The recommendations include prioritizing testing on a tiered system. The top tier would include health-care workers with symptoms and residents of nursing homes. Testing would expand as possible to include other groups, such as non-symptomatic travelers coming from areas with community spread.
Friday’s recommendations deliver a roadmap to ramp up testing. In the coming weeks, the state will roll out plans to implement these strategies, said Elke Shaw-Tulloch, administrator of Idaho’s division of public health.
Read the full recommendations:
Idaho’s testing availability has been “inadequate to meet our collective needs,” according to a report compiled by the task force.
The biggest barrier has been a dearth of testing supplies, said Dr. Christopher Ball, director of the state’s laboratories and co-chair of the task force.
In early May, Idaho could administer about 7,500 tests each week. The state needs to reach 8,000 tests per week to meet federal goals. But the task force estimates testing capacity could far surpass that, reaching a maximum of 23,000 tests per week if Idaho’s supply chains continue to improve as they have gradually over time, Ball said.

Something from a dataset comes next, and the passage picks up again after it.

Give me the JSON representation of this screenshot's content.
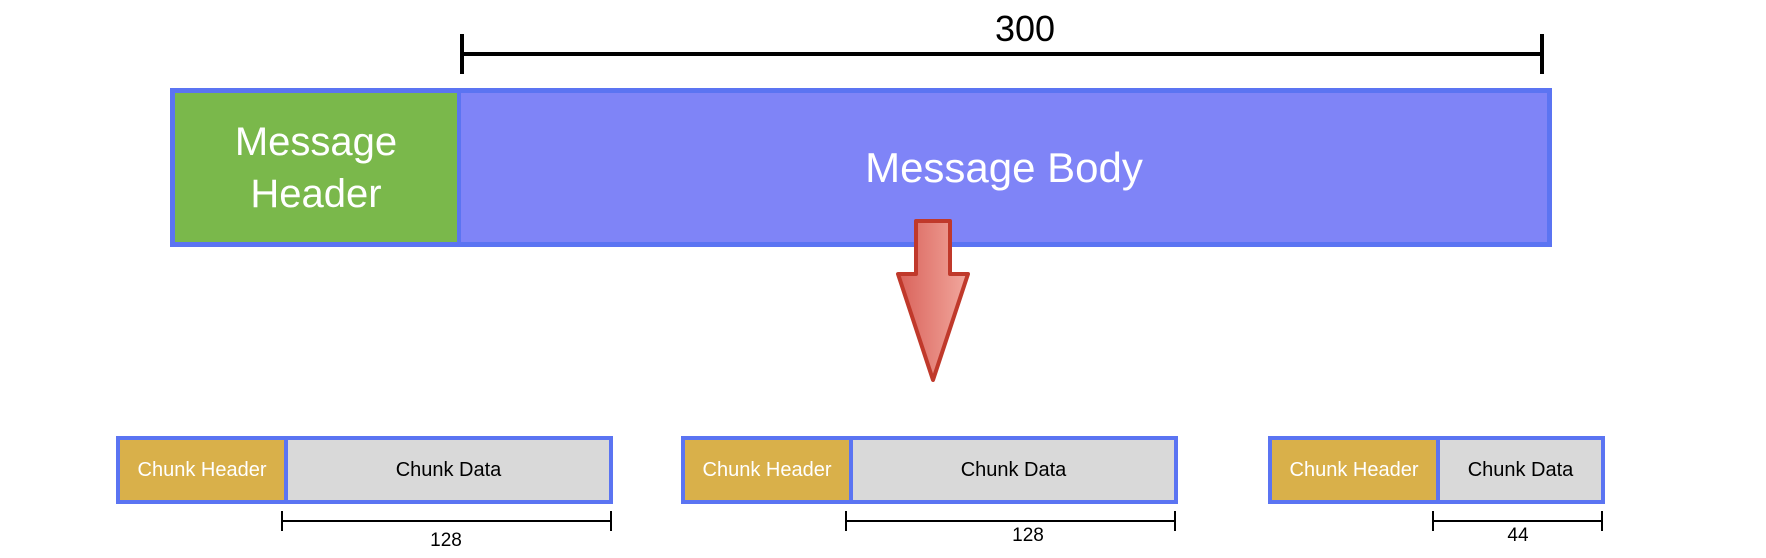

The task force recommends increased investment in local testing. Parts of Idaho are considered “testing deserts,” Little said, because they lack access to local facilities.
Health officials repeatedly stressed that testing is not a standalone solution. They seized on the metaphor of a wildfire.
“We think of the virus as a spark that can be triggered as manmade or natural causes, that we want to quickly put out by tossing a blanket on it,” Shaw-Tulloch said.
Tests, Shaw-Tulloch said, are like firespotters that keep an eye out for sparks. To quash the flames, the state also has to stop the spread of the disease through contact tracing and rely on Idahoans to maintain social distancing, practice good physical hygiene and self-isolate when they are sick.
The state and local health districts are training more contact-tracers, Shaw-Tulloch said.
“We’re creating this big fleet, if you will, of people who are behind the scenes ready to go,” she said.
Little said the strategies are critical not only for citizens, but for the health of Idaho’s economy.
“A strong economic rebound can only occur with a combination of efforts, and expanded and targeted testing is a big part of our strategy,” Little said in a news release.